I tried a bit of smoothing and it helps a bit. Thank you ! The downside is that it’s a post-processing operation. Hence the Grow From Seeds needs to be applied first, losing the ability to adjust the seeds if smoothing is not enough… I need to see how I can incorporate smoothing operations in my workflow. Thank you for the tip !
Currently TotalSegmentator can be run independently from Slicer, but the results can be loaded and generally look very nice. Follow their directions on the github page and run the highest resolution model for best results. Use the flag, I think it’s --ml, to get a single .nii.gz file you can load as a segmentation. Yes it should be possible then to use this as input to Grow from Seeds. I’m not sure how it will do in the face of fractures or other pathology so please report back if you explore this path.
Ok so it can ONLY be run independantly if I understand well. Would be really nice to have a way to use it in Slicer via python scripting. I don’t really know how these thing work.
It does not solde the leaky grow from seeds issue but it is a really nice piece of information that I didn’t have ! Thank you !
We have included a TotalSegmentator option in the current version of Lung CT Segmenter (Lung CT Analyzer extension) within 3D Slicer. The setup is a bit tricky but should be automatic if you already got it going from the command line. You would have to use the “TotalSegmentator all” option on your even non-lung CT dataset and press “Start”. This will take several minutes.
and find all > 104 created segments - correctly named - in “Data”. Just check their “visibility”:
Having that call in “Lung CT Segmenter” only is probably not ideal. Maybe we should bundle all available pre-trained AI segmentation tools in a central extension …

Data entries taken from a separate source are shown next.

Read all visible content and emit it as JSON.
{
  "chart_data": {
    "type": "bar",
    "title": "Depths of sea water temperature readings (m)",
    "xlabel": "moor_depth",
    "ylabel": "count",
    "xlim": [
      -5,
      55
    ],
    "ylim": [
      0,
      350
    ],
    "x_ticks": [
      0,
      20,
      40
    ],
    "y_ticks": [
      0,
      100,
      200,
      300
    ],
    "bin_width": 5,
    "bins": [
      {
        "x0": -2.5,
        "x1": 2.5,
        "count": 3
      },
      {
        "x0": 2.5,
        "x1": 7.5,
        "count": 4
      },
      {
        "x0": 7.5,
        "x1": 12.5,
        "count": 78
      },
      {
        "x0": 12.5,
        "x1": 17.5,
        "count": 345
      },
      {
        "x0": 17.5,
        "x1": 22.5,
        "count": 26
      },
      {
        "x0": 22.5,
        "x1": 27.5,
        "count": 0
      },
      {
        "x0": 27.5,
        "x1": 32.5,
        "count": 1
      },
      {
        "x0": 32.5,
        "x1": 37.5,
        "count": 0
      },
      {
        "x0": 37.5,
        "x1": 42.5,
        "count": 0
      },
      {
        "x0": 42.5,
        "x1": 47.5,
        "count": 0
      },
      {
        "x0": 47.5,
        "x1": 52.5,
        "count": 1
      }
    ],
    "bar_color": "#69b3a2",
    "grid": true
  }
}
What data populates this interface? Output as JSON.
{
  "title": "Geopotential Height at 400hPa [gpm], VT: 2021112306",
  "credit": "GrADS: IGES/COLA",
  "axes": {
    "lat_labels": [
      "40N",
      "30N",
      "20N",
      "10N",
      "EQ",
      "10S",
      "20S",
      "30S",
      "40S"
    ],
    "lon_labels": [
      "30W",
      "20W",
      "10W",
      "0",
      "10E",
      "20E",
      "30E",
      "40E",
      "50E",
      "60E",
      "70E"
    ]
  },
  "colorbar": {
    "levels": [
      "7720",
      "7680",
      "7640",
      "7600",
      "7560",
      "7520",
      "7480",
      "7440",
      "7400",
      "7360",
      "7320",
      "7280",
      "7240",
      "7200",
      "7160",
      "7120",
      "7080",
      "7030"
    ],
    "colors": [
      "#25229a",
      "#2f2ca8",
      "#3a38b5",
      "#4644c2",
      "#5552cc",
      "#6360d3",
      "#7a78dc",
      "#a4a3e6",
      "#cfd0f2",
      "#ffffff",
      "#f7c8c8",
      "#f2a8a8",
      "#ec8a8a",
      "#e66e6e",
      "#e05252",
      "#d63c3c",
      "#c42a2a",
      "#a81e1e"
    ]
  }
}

Yes, this would be ideal as we have several tools that are already valuable to users. A challenge is that they all have a bit different requirements and interfaces. Plus the field is evolving quickly so by the time we integrate one thing another promising tool emerges. Also tasks that take more than a few minutes are often more convenient to use outside Slicer. Still, an nice high end tool for users could be developed.
TotalSegmentator deserves a separate Slicer extension, so I’ve added it now:
@rbumm you could use this TotalSegmentator extension from LungCTAnalyzer extension. If needed, we can refactor the module logic to allow you to do everything you need with just a few method calls.